The OAG’s report took a swipe at the “ghost projects” and idle machinery currently gathering dust. Despite the stellar financial reporting, the report reveals that millions remain tied up in assets that provide zero value to the public.
From construction projects that have failed to kick off to expensive equipment sitting in crates, the Auditor General was categorical: “Clean books are not enough if the machines are silent and the sites are empty.” He challenged accounting officers to move beyond mere bookkeeping and ensure that every franc authorized by Parliament translates into a functional project on the ground.
The report further exposes a soft underbelly in the country’s procurement processes. While the “big theft” has been largely curtailed through preventive audits, “low-level leakage” through poor contract management remains a persistent headache.

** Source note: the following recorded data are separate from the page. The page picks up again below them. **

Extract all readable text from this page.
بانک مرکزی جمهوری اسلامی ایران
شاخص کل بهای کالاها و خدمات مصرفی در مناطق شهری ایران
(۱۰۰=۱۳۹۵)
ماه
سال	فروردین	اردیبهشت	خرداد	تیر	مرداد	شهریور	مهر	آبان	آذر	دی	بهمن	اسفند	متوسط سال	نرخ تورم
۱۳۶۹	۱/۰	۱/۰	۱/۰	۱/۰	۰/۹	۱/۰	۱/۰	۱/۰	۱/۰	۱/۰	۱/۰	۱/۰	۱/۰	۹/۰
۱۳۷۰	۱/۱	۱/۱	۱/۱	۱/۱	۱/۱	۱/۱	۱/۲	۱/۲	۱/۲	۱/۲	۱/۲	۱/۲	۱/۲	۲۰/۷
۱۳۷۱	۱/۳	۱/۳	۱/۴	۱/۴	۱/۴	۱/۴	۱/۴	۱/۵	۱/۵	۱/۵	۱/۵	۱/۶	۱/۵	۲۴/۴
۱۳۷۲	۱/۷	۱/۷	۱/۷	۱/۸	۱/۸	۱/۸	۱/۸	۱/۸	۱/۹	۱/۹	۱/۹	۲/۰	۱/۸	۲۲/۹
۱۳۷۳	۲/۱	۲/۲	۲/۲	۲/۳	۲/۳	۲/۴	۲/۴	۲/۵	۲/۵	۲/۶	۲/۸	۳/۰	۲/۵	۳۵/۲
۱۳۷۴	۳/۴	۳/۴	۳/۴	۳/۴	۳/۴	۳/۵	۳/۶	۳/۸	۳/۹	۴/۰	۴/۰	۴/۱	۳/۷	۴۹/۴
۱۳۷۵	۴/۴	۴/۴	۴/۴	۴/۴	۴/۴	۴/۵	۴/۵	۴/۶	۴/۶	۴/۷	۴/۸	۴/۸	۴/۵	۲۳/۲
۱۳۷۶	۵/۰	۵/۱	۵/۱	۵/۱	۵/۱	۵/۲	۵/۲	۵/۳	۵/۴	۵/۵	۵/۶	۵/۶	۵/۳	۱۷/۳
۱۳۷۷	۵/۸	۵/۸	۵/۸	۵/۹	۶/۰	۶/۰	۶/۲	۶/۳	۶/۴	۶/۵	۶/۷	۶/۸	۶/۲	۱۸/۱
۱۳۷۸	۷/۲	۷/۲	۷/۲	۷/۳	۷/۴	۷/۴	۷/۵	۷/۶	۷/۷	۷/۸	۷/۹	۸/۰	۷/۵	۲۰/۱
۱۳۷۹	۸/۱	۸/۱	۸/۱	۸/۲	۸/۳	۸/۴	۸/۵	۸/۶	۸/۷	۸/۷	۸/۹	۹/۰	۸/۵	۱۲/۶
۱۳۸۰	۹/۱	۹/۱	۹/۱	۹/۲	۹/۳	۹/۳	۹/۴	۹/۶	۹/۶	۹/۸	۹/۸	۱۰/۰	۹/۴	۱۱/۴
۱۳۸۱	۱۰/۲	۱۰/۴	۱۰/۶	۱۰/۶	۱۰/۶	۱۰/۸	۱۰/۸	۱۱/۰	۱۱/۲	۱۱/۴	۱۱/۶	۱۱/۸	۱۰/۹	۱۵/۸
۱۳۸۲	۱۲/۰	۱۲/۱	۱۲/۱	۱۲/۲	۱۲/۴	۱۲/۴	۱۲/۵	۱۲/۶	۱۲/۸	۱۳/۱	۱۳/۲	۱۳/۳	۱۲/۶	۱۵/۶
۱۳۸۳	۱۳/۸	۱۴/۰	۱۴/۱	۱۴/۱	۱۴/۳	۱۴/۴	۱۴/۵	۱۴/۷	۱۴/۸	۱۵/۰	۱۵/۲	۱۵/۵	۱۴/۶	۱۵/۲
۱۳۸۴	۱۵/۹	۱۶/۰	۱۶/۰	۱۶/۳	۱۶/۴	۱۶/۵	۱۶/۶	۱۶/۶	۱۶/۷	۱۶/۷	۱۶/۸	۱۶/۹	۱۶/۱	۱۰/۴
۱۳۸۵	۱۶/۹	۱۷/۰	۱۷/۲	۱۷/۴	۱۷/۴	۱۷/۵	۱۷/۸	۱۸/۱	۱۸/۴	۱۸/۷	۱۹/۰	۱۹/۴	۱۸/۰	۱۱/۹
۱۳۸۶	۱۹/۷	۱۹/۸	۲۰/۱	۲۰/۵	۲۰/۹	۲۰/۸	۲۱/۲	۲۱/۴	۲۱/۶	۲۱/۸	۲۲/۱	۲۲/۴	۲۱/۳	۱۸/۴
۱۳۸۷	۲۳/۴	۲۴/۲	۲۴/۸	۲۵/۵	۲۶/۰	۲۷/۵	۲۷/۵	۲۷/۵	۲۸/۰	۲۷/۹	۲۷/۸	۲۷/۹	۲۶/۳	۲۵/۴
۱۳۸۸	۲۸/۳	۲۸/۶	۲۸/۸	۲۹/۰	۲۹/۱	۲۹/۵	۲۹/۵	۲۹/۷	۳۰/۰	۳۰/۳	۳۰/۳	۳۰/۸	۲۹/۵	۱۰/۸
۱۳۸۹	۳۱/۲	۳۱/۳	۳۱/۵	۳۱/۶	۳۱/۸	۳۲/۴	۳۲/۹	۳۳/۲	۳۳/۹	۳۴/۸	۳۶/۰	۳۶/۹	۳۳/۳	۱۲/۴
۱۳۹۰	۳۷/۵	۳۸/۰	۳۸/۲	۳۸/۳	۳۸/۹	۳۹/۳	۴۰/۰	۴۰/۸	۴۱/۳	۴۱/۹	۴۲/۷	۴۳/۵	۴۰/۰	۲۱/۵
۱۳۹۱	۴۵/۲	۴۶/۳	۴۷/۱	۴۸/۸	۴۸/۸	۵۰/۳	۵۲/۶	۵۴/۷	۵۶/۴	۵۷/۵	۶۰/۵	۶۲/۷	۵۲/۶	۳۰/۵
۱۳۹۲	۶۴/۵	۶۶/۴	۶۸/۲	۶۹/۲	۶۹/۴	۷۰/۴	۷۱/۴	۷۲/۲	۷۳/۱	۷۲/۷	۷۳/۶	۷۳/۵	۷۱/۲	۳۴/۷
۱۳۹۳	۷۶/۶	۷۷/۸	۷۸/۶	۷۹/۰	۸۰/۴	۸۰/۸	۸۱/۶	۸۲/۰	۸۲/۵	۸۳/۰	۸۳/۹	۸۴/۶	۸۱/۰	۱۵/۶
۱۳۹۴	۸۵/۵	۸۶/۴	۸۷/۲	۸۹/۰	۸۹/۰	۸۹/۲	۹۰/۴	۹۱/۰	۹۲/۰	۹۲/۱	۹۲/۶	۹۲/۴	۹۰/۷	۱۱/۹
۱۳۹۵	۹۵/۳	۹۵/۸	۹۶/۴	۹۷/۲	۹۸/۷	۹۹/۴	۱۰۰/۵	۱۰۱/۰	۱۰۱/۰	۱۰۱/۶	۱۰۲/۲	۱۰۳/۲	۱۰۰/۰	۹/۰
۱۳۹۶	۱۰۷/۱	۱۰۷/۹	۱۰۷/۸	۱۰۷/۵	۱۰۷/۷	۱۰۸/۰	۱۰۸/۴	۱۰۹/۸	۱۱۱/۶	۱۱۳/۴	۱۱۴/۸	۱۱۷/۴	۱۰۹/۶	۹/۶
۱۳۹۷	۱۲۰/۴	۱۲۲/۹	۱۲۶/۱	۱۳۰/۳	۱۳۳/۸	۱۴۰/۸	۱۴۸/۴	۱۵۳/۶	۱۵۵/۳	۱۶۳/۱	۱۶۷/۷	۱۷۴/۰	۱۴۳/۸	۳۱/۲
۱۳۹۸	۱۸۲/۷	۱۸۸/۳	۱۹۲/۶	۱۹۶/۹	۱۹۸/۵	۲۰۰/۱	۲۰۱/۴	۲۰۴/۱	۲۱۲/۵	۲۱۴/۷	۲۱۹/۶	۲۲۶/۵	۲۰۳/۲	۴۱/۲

According to the OAG, 83% of entities complied with the law, a respectable figure by regional standards, but one that leaves a 17% “grey area” where rules were bent or ignored.
The Auditor General statement noted that weaknesses in service delivery and the slow disbursement of funds are slowing down the national development engine, calling for a more aggressive approach to clearing bureaucratic bottlenecks.
However, it was the “Kirehe Intervention” that provided the report’s most human moment. In a rare instance of an audit directly influencing civil engineering, the report’s flagging of sub-standard rehabilitation work led to a total overhaul.
Instead of the planned “patch-up” job for families displaced by the Rusumo hydropower project, the government was forced to construct 80 modern, permanent houses. “This is what happens when oversight works,” three sources interviewed told Rwanda Dispatch. “It’s not just about finding the missing money; it’s about ensuring that actually the money does what it was meant to do, and the public deserves the right under the law to know what happened.”
As the Auditor General concluded his address to the House, the message to the “big fish” in the public sector was clear: The era of hiding behind “unqualified opinions” while projects stall is over.